The interpolation parameters for a Leapfrog Mining interpolant can be accessed on the right hand side of the Variogram tab. The spheroidal interpolant function uses the same parameters in both Leapfrog products, but the *range* parameter is defined differently. Additionally, Leapfrog Geo does not support an *alpha* value of 1, because with that value the spheroidal is a very poor approximation to the spherical variogram.

In Leapfrog Mining the *range* is defined using a weighted integral of the function values. In practical terms this means the Leapfrog Mining spheroidal interpolant functions are very close to the spherical variogram near the origin, but do not approximate it so well beyond the *range*. It also makes it more difficult to describe the interpolant in simple terms that can be compared with more traditional geostatistical methods. Figure 4 shows how the functions compare for the different *alpha* values with the same parameters as the previous image.

By design, the *alpha*=9 spheroidal is identical in both Leapfrog products. Again, it is the best approximation to the spherical variogram.

#### Conversion details

For an *alpha* value of 3, 5 or 7, identical results to a Leapfrog Mining spheroidal interpolant function can be obtained in Leapfrog Geo by scaling the *range* parameter appropriately. The equation linking the ranges is given by:

**range**_{Geo} = range_{Mining} * scale factor

where the** scale factor** depends on the value of *alpha* as in the table below:

Alpha | 3 | 5 | 7 | 9 |

Scale factor | 1.39 | 1.11 | 1.03 | 1.0 (unchanged) |

#### Example

Figure 5 shows the variogram tab from Leapfrog Mining for a grade interpolant.

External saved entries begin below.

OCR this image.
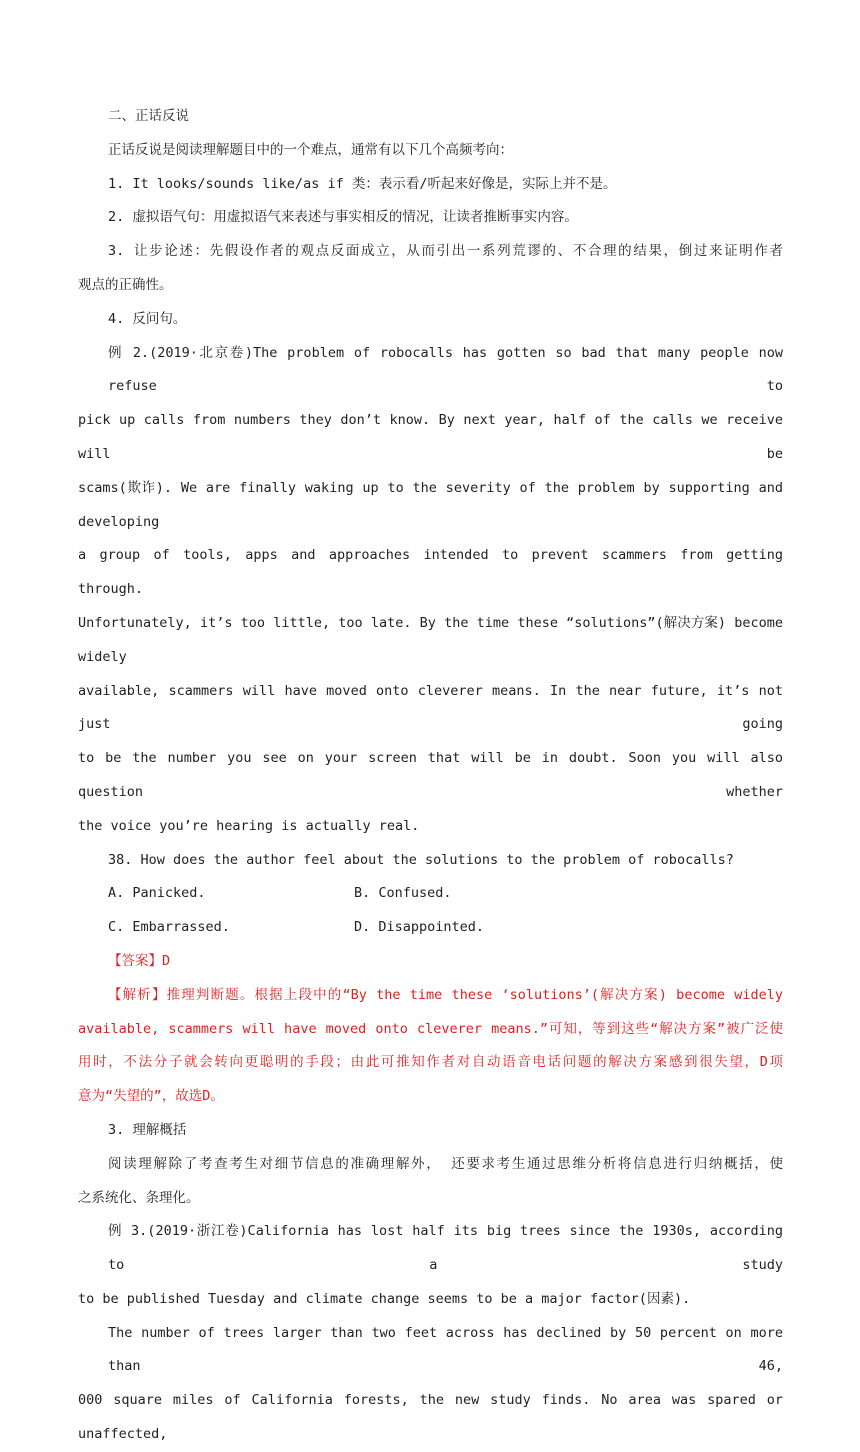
二、正话反说
正话反说是阅读理解题目中的一个难点，通常有以下几个高频考向：
1. It looks/sounds like/as if 类：表示看/听起来好像是，实际上并不是。
2. 虚拟语气句：用虚拟语气来表述与事实相反的情况，让读者推断事实内容。
3. 让步论述：先假设作者的观点反面成立，从而引出一系列荒谬的、不合理的结果，倒过来证明作者
观点的正确性。
4. 反问句。
例 2.(2019·北京卷)The problem of robocalls has gotten so bad that many people now refuse to
pick up calls from numbers they don’t know. By next year, half of the calls we receive will be
scams(欺诈). We are finally waking up to the severity of the problem by supporting and developing
a group of tools, apps and approaches intended to prevent scammers from getting through.
Unfortunately, it’s too little, too late. By the time these “solutions”(解决方案) become widely
available, scammers will have moved onto cleverer means. In the near future, it’s not just going
to be the number you see on your screen that will be in doubt. Soon you will also question whether
the voice you’re hearing is actually real.
38. How does the author feel about the solutions to the problem of robocalls?
A. Panicked.	B. Confused.
C. Embarrassed.	D. Disappointed.
【答案】D
【解析】推理判断题。根据上段中的“By the time these ‘solutions’(解决方案) become widely
available, scammers will have moved onto cleverer means.”可知，等到这些“解决方案”被广泛使
用时，不法分子就会转向更聪明的手段；由此可推知作者对自动语音电话问题的解决方案感到很失望，D项
意为“失望的”，故选D。
3. 理解概括
阅读理解除了考查考生对细节信息的准确理解外， 还要求考生通过思维分析将信息进行归纳概括，使
之系统化、条理化。
例 3.(2019·浙江卷)California has lost half its big trees since the 1930s, according to a study
to be published Tuesday and climate change seems to be a major factor(因素).
The number of trees larger than two feet across has declined by 50 percent on more than 46,
000 square miles of California forests, the new study finds. No area was spared or unaffected,
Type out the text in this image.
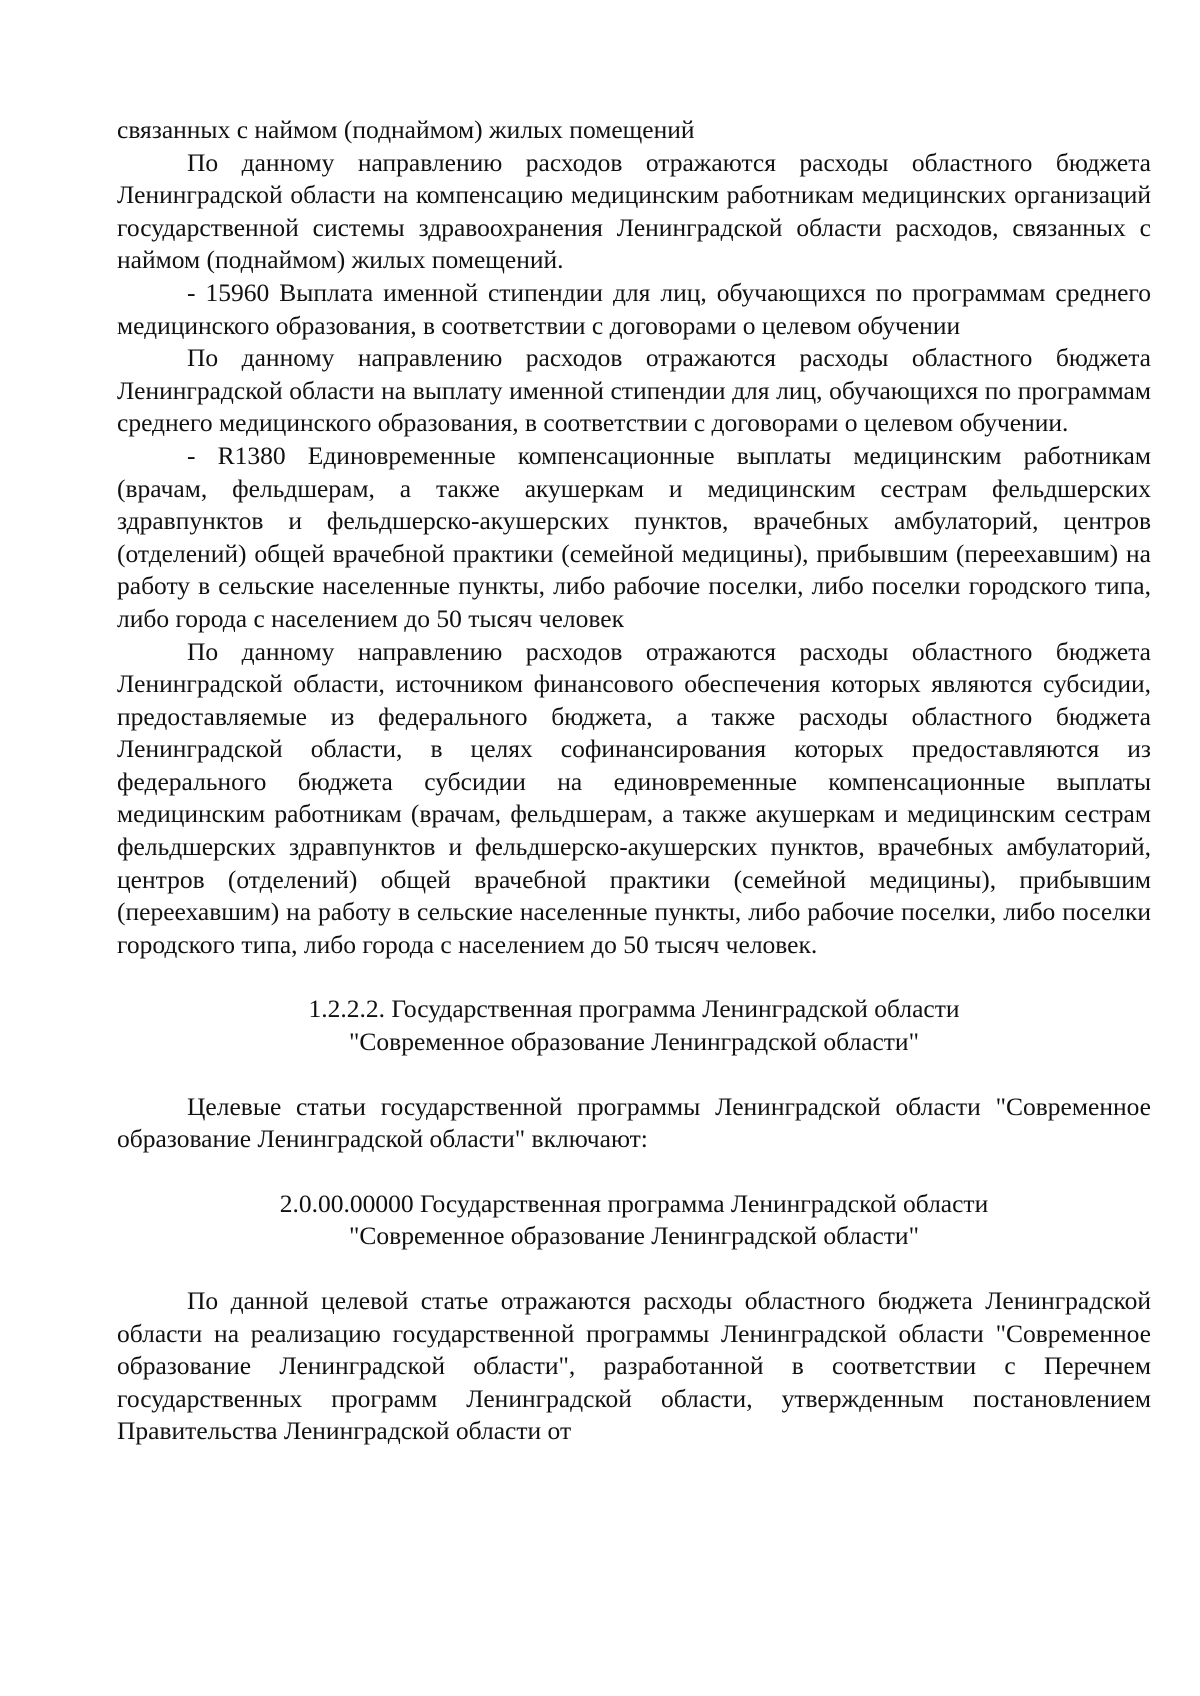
связанных с наймом (поднаймом) жилых помещений

По данному направлению расходов отражаются расходы областного бюджета Ленинградской области на компенсацию медицинским работникам медицинских организаций государственной системы здравоохранения Ленинградской области расходов, связанных с наймом (поднаймом) жилых помещений.

- 15960 Выплата именной стипендии для лиц, обучающихся по программам среднего медицинского образования, в соответствии с договорами о целевом обучении

По данному направлению расходов отражаются расходы областного бюджета Ленинградской области на выплату именной стипендии для лиц, обучающихся по программам среднего медицинского образования, в соответствии с договорами о целевом обучении.

- R1380 Единовременные компенсационные выплаты медицинским работникам (врачам, фельдшерам, а также акушеркам и медицинским сестрам фельдшерских здравпунктов и фельдшерско-акушерских пунктов, врачебных амбулаторий, центров (отделений) общей врачебной практики (семейной медицины), прибывшим (переехавшим) на работу в сельские населенные пункты, либо рабочие поселки, либо поселки городского типа, либо города с населением до 50 тысяч человек

По данному направлению расходов отражаются расходы областного бюджета Ленинградской области, источником финансового обеспечения которых являются субсидии, предоставляемые из федерального бюджета, а также расходы областного бюджета Ленинградской области, в целях софинансирования которых предоставляются из федерального бюджета субсидии на единовременные компенсационные выплаты медицинским работникам (врачам, фельдшерам, а также акушеркам и медицинским сестрам фельдшерских здравпунктов и фельдшерско-акушерских пунктов, врачебных амбулаторий, центров (отделений) общей врачебной практики (семейной медицины), прибывшим (переехавшим) на работу в сельские населенные пункты, либо рабочие поселки, либо поселки городского типа, либо города с населением до 50 тысяч человек.

1.2.2.2. Государственная программа Ленинградской области
"Современное образование Ленинградской области"

Целевые статьи государственной программы Ленинградской области "Современное образование Ленинградской области" включают:

2.0.00.00000 Государственная программа Ленинградской области
"Современное образование Ленинградской области"

По данной целевой статье отражаются расходы областного бюджета Ленинградской области на реализацию государственной программы Ленинградской области "Современное образование Ленинградской области", разработанной в соответствии с Перечнем государственных программ Ленинградской области, утвержденным постановлением Правительства Ленинградской области от
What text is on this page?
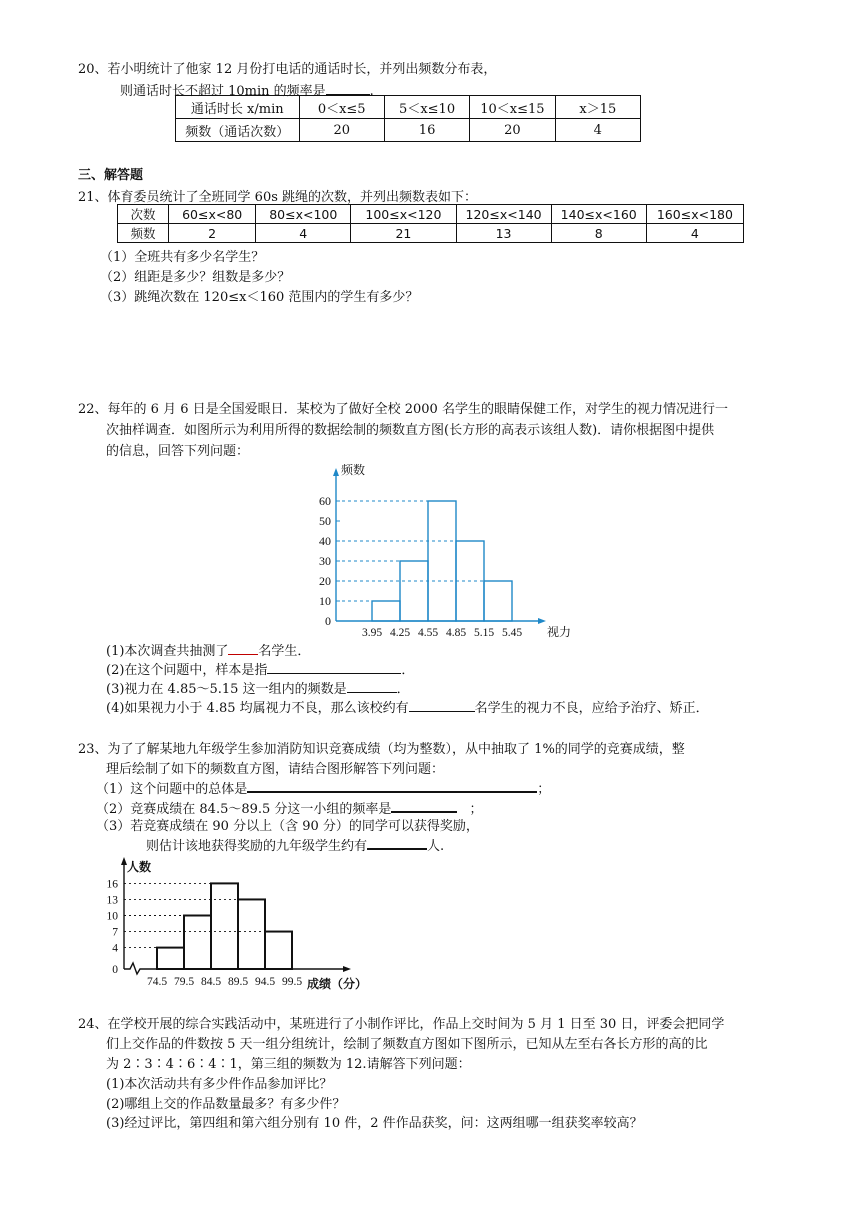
20、若小明统计了他家 12 月份打电话的通话时长，并列出频数分布表，
则通话时长不超过 10min 的频率是	.
通话时长 x/min	0＜x≤5	5＜x≤10	10＜x≤15	x＞15
频数（通话次数）	20	16	20	4
三、解答题
21、体育委员统计了全班同学 60s 跳绳的次数，并列出频数表如下：
次数	60≤x<80	80≤x<100	100≤x<120	120≤x<140	140≤x<160	160≤x<180
频数	2	4	21	13	8	4
（1）全班共有多少名学生？
（2）组距是多少？组数是多少？
（3）跳绳次数在 120≤x＜160 范围内的学生有多少？
22、每年的 6 月 6 日是全国爱眼日．某校为了做好全校 2000 名学生的眼睛保健工作，对学生的视力情况进行一
次抽样调查．如图所示为利用所得的数据绘制的频数直方图(长方形的高表示该组人数)．请你根据图中提供
的信息，回答下列问题：
0
10
20
30
40
50
60
3.95 4.25 4.55 4.85 5.15 5.45
频数
视力
(1)本次调查共抽测了 名学生．
(2)在这个问题中，样本是指	．
(3)视力在 4.85～5.15 这一组内的频数是	．
(4)如果视力小于 4.85 均属视力不良，那么该校约有	名学生的视力不良，应给予治疗、矫正．
23、为了了解某地九年级学生参加消防知识竞赛成绩（均为整数），从中抽取了 1%的同学的竞赛成绩，整
理后绘制了如下的频数直方图，请结合图形解答下列问题：
（1）这个问题中的总体是	；
（2）竞赛成绩在 84.5～89.5 分这一小组的频率是	；
（3）若竞赛成绩在 90 分以上（含 90 分）的同学可以获得奖励，
则估计该地获得奖励的九年级学生约有	人.
0
4
7
10
13
16
74.5 79.5 84.5 89.5 94.5 99.5
人数
成绩（分）
24、在学校开展的综合实践活动中，某班进行了小制作评比，作品上交时间为 5 月 1 日至 30 日，评委会把同学
们上交作品的件数按 5 天一组分组统计，绘制了频数直方图如下图所示，已知从左至右各长方形的高的比
为 2∶3∶4∶6∶4∶1，第三组的频数为 12.请解答下列问题：
(1)本次活动共有多少件作品参加评比？
(2)哪组上交的作品数量最多？有多少件？
(3)经过评比，第四组和第六组分别有 10 件，2 件作品获奖，问：这两组哪一组获奖率较高？
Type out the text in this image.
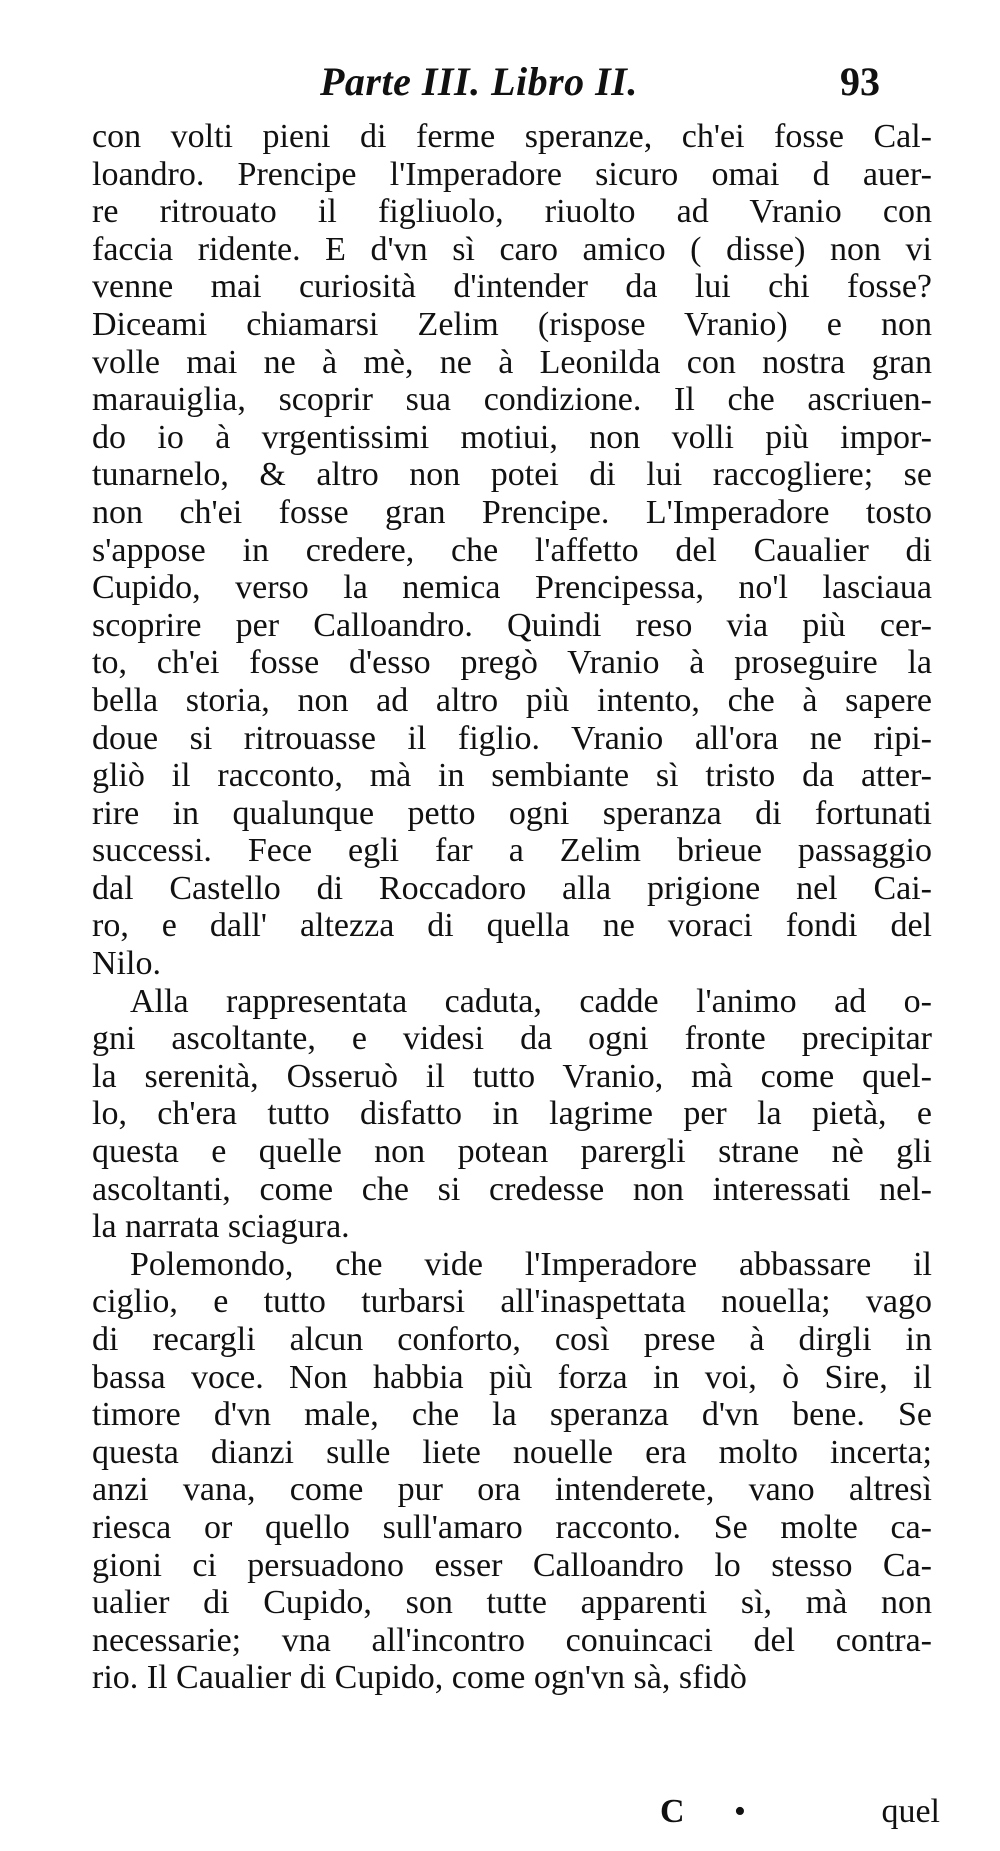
Parte III. Libro II.	93
con volti pieni di ferme speranze, ch'ei fosse Cal-
loandro. Prencipe l'Imperadore sicuro omai d auer-
re ritrouato il figliuolo, riuolto ad Vranio con
faccia ridente. E d'vn sì caro amico ( disse) non vi
venne mai curiosità d'intender da lui chi fosse?
Diceami chiamarsi Zelim (rispose Vranio) e non
volle mai ne à mè, ne à Leonilda con nostra gran
marauiglia, scoprir sua condizione. Il che ascriuen-
do io à vrgentissimi motiui, non volli più impor-
tunarnelo, & altro non potei di lui raccogliere; se
non ch'ei fosse gran Prencipe. L'Imperadore tosto
s'appose in credere, che l'affetto del Caualier di
Cupido, verso la nemica Prencipessa, no'l lasciaua
scoprire per Calloandro. Quindi reso via più cer-
to, ch'ei fosse d'esso pregò Vranio à proseguire la
bella storia, non ad altro più intento, che à sapere
doue si ritrouasse il figlio. Vranio all'ora ne ripi-
gliò il racconto, mà in sembiante sì tristo da atter-
rire in qualunque petto ogni speranza di fortunati
successi. Fece egli far a Zelim brieue passaggio
dal Castello di Roccadoro alla prigione nel Cai-
ro, e dall' altezza di quella ne voraci fondi del
Nilo.
Alla rappresentata caduta, cadde l'animo ad o-
gni ascoltante, e videsi da ogni fronte precipitar
la serenità, Osseruò il tutto Vranio, mà come quel-
lo, ch'era tutto disfatto in lagrime per la pietà, e
questa e quelle non potean parergli strane nè gli
ascoltanti, come che si credesse non interessati nel-
la narrata sciagura.
Polemondo, che vide l'Imperadore abbassare il
ciglio, e tutto turbarsi all'inaspettata nouella; vago
di recargli alcun conforto, così prese à dirgli in
bassa voce. Non habbia più forza in voi, ò Sire, il
timore d'vn male, che la speranza d'vn bene. Se
questa dianzi sulle liete nouelle era molto incerta;
anzi vana, come pur ora intenderete, vano altresì
riesca or quello sull'amaro racconto. Se molte ca-
gioni ci persuadono esser Calloandro lo stesso Ca-
ualier di Cupido, son tutte apparenti sì, mà non
necessarie; vna all'incontro conuincaci del contra-
rio. Il Caualier di Cupido, come ogn'vn sà, sfidò
C •	quel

The *range* in Leapfrog Mining is 300, *alpha* is 3 and so the scale factor is 1.39 and

**range**_{Geo} = 300 * 1.39 = 417

The calculation can be verified using the interpolant diagram in Leapfrog Mining. The interpolant value at the Leapfrog Geo *range* should be 96% of the *sill*. This is shown in Figure 6.

## Using the linear interpolant function

In Leapfrog Geo, the linear interpolant function uses the same key parameters as the spheroidal interpolant function. This makes it easy to switch between the two. Although, unlike the spheroidal interpolant function, the linear interpolant function does not have a *range* in a traditional geostatistics manner. Furthermore, if there is no *nugget *value, then the function is multi-scale. This means that the interpolant is not sensitive to the scale of the input data. If you scale the locations of the input data by a factor, then the final interpolant will be spatially scaled by the same factor. Figure 7 shows an annotated screenshot of the function graph for a linear interpolant function.

### Converting from Leapfrog Mining

Leapfrog Mining uses alternative parameters for specifying a linear interpolant function, *slope* and *nugget*. These are based on the standard mathematical equation of a line, **y = m * x + c**; where **c** is the y-intercept (*nugget*), and **m** is the *slope*.

The *slope* is determined as rise over run, so the graph can be used to determine the relationship between the parameters in the two Leapfrog products.

**slope = rise / run = (sill – nugget) / range**

#### Conversion details

The above equation can be rearranged to give:

**sill = slope * range + nugget**

This equation can be used to determine the *sill* from the *slope* for any desired *range*. To convert the Leapfrog Mining parameters, choose a *range* and use the equation. Usually it makes sense to use the estimated *range* provided when the interpolant in Leapfrog Geo is created.

If the *nugget* is zero, then the interpolant function is multi-scale, and the interpolant is not sensitive to the other parameters. The results will be the same in Leapfrog Geo no matter what values are used for the *range* and *sill.*

As the interpolant function shape in Leapfrog Geo is determined purely by the *nugget* to *sill* ratio, the initial values for the *sill* and *nugget* can be scaled if necessary.

#### Example

Suppose the Leapfrog Mining parameters are *slope* = 0.2 and *nugget* = 5.0. Choose a *range* of 80.0 and calculate *sill* = 0.2 * 80.0 + 5.0 = 21.0.

Again, you can verify the calculation by using the interpolant diagram in Leapfrog Mining. In this case the value at the *range* is the *sill* as can be seen in Figure 8.